- Born: 28 December 1953
- Other names: Victoria Jane Mabin Victoria Jane van den Broek-Mabin

Academic background
- Alma mater: Lancaster University Management School, University of Canterbury
- Thesis: Variability in distribution (1981);
- Academic advisor: Hans G. Daellenbach

Academic work
- Institutions: Victoria University of Wellington
- Doctoral students: Sarah Leberman

= Vicky Mabin =

New Zealand management professor

Victoria Jane Mabin, also van den Broek-Mabin, is a New Zealand management academic, and is a professor emeritus at Victoria University of Wellington. Mabin is a Fellow of the UK Operational Research Society and was awarded a Lifetime Achievement Award by the Theory of Constraints International Certification Organization.

==Academic career==

Mabin completed a Bachelor of Science with Honours at the University of Canterbury in 1975, where she was a student of Hans Daellenbach. She then completed a PhD titled Variability in distribution at the Department of Operational Research at the University of Lancaster. Mabin worked at DSIR before joining the faculty of Victoria University of Wellington in 1991, rising to full professor as Professor of Management in 2012. Mabin was the Associate Dean (Teaching and Learning) for Victoria's School of Business for six years from 2008. In 2020 she retired and was made emeritus professor.
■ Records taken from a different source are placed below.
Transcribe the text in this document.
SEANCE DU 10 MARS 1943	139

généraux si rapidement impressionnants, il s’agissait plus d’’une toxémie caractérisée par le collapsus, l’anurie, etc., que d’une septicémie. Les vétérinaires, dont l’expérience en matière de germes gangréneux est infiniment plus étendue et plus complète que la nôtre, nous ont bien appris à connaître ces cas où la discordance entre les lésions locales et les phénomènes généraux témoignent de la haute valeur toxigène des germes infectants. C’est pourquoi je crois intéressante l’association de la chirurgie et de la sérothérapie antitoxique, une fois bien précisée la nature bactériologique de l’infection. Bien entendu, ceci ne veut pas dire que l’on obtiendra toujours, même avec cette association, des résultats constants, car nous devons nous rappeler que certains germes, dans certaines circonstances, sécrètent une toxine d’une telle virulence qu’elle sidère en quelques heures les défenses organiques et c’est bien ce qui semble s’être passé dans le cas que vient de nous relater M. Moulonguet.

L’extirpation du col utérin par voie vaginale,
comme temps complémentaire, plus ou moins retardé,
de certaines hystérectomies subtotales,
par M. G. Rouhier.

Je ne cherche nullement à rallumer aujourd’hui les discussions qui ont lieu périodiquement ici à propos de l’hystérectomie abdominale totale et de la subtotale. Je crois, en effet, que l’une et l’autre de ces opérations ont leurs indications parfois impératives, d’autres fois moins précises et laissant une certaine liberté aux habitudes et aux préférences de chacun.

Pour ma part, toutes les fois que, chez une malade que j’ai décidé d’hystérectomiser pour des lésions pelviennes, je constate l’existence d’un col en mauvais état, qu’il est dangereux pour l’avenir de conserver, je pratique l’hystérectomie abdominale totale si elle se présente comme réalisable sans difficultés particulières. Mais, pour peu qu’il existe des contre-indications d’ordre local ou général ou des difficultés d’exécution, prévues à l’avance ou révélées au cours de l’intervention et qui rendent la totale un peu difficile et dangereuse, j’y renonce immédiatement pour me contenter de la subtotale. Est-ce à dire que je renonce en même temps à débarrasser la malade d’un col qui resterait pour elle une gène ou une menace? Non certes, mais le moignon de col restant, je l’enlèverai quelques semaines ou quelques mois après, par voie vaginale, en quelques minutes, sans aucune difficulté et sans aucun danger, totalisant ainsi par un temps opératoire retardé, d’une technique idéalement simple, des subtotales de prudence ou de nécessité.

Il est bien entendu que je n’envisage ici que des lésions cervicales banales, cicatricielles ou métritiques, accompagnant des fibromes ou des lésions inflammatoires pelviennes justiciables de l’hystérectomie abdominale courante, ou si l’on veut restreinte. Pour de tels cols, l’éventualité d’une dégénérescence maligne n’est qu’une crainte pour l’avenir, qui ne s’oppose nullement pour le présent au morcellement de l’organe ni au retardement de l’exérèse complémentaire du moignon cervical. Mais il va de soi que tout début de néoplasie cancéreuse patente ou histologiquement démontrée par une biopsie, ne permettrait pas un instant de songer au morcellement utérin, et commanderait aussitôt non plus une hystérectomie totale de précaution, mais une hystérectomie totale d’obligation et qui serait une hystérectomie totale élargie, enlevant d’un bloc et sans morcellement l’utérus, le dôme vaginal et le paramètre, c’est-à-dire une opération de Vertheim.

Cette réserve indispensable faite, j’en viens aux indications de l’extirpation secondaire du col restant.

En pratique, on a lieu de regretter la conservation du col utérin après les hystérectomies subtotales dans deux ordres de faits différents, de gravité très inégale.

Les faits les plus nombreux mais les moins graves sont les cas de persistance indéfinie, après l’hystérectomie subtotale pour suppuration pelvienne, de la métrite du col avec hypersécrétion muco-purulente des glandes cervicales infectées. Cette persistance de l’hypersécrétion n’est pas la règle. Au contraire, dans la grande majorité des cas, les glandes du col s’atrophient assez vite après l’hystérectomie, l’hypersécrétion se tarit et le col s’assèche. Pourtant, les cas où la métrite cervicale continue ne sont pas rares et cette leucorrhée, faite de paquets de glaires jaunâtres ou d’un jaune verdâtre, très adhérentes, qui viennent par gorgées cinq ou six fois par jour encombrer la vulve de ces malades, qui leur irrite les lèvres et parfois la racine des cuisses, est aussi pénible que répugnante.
Mabin's research focused on operational research and the theory of constraints. She has served as the President of the Operations Research Society of New Zealand.

One of Mabin's notable doctoral students is Professor Sarah Leberman.

== Awards ==
In 2004 Mabin was elected a Fellow of the Operational Research Society in the UK.

In 2018 the Operations Research Society of New Zealand awarded her the Hans Daellenbach Prize, which is awarded to 'distinguished contributors' of operational research.

Mabin was part of a team of four researchers awarded the Griffiths Medal by the Operational Research Society (UK) in 2019 for the best article in the journal Health Systems in 2017–2018.

Mabin was awarded a TOCICO Lifetime Achievement Award by the Theory of Constraints International Certification Organization in 2021, "in recognition for significant contribution to the TOC community to advance the TOC body of knowledge".